There had already been reports on OPEC decisions to reduce production. Then enter the Gaza attacks. And why would that affect oil prices? Fear that any conflict in the good old Middle East will hinder supply, says one analyst, though same analyst also says he doubts it actually will be disrupted. It's just that any conflict in that area can "support" higher prices, at least short term. Uhuh.
Russia's Prime Minister Putin warned at a GECF (Gas Exporting Conference Forum) meeting that the explorations for oil are now having to go out into more and more remote areas and making extraction more expensive. Okay. Sounds like the stuff is getting harder and harder to find by the largest exporter of gas in the world. If some people need more convincing that alternative fuel sourcing must be set in motion immediately, wouldn't this qualify?

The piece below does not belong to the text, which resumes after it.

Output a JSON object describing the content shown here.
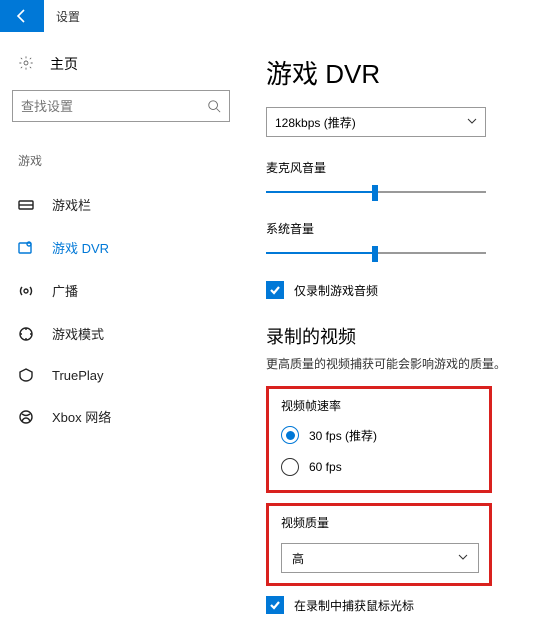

The increase at the gas pumps may not occur until February. I haven't seen estimates for how much that will rise. Guess it's hard to say. I suppose we should go ahead and lighten up on our gas pedals now though.
On the other hand, the bigger picture shows that oil demand in the USA and other countries is decreasing. A report prepared for a London summit of energy suppliers, called by Gordon Brown earlier this December, says that demand in the USA likely peaked in 2007. The 2008 numbers are expected to show a 1 barrel per day decrease from 2007 numbers. Other industrial countries show similar expectations.
Lower demand, lower supply, disruption in the Middle East, plus other factors unknown. What will the equation yield at the pump, short and long term? Maybe it partially will be determined by how much and how sharply the demand is actually lowered. That is the part of the equation we can have the most impact on.